Deux personnalités du Tchad, condamnées à huit ans de prison ferme dans le cadre de l’affaire liée à l’ex-Groupe de concertation des acteurs politiques (GCAP), ont recouvré une liberté provisoire. Me Bidi Valentin et Bombay Kelo, âgés et affaiblis par des problèmes de santé, ont été remis en liberté par décision du parquet de N’Djamena.
Cette mesure exceptionnelle intervient en raison de l’état de santé préoccupant des deux hommes, comme l’a confirmé Me Adoum Moussa, avocat membre du collectif défendant les intérêts des membres de l’ex-GCAP. « Leur libération provisoire s’explique par leur âge avancé et leurs multiples pathologies. Le procureur de N’Djamena a validé cette décision pour des raisons humanitaires », a-t-il expliqué.

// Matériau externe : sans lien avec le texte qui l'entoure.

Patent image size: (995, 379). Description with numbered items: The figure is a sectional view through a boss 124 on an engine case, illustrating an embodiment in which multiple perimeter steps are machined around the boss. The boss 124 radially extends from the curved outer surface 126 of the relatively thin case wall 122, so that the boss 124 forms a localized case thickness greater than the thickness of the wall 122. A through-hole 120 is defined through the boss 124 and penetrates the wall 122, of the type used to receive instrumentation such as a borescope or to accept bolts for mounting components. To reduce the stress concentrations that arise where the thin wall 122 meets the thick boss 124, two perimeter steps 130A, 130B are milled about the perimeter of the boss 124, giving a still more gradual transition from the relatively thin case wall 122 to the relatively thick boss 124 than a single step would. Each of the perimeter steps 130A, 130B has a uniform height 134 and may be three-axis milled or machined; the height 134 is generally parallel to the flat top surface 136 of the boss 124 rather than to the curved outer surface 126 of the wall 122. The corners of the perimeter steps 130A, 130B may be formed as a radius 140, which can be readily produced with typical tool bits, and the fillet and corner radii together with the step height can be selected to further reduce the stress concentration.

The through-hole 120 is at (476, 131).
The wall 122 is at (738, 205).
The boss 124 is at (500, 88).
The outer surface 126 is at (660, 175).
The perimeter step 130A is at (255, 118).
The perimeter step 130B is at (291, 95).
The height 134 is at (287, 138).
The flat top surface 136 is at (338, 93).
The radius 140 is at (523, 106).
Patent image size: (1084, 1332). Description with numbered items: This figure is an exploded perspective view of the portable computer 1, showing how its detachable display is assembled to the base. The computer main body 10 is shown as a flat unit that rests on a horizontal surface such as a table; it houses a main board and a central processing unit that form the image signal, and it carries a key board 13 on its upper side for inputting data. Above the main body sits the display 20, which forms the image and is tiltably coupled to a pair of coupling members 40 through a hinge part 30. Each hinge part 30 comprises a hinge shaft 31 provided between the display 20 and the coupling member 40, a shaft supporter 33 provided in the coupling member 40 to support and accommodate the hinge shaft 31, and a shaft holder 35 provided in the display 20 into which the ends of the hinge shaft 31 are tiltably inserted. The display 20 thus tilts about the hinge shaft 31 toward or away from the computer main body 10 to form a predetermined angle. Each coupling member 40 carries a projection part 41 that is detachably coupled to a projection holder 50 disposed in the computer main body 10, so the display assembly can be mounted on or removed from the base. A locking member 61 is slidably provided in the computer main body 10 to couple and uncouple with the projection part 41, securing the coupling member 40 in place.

Cette libération ne constitue pas une fin de procédure, mais une étape temporaire. Me Adoum Moussa a d’ailleurs précisé qu’elle ne remet pas en cause la condamnation initiale, confirmant ainsi son caractère réversible. « Il s’agit d’une mesure de clémence, mais le dossier reste en cours d’instruction », a-t-il souligné.
Une mobilisation pour d’autres détenus malades
Le collectif d’avocats ne compte pas s’arrêter là. Des démarches sont actuellement engagées pour d’autres prisonniers de l’affaire GCAP, également touchés par des problèmes de santé. L’objectif ? Obtenir leur libération provisoire, dans les mêmes conditions, afin d’éviter toute aggravation de leur état.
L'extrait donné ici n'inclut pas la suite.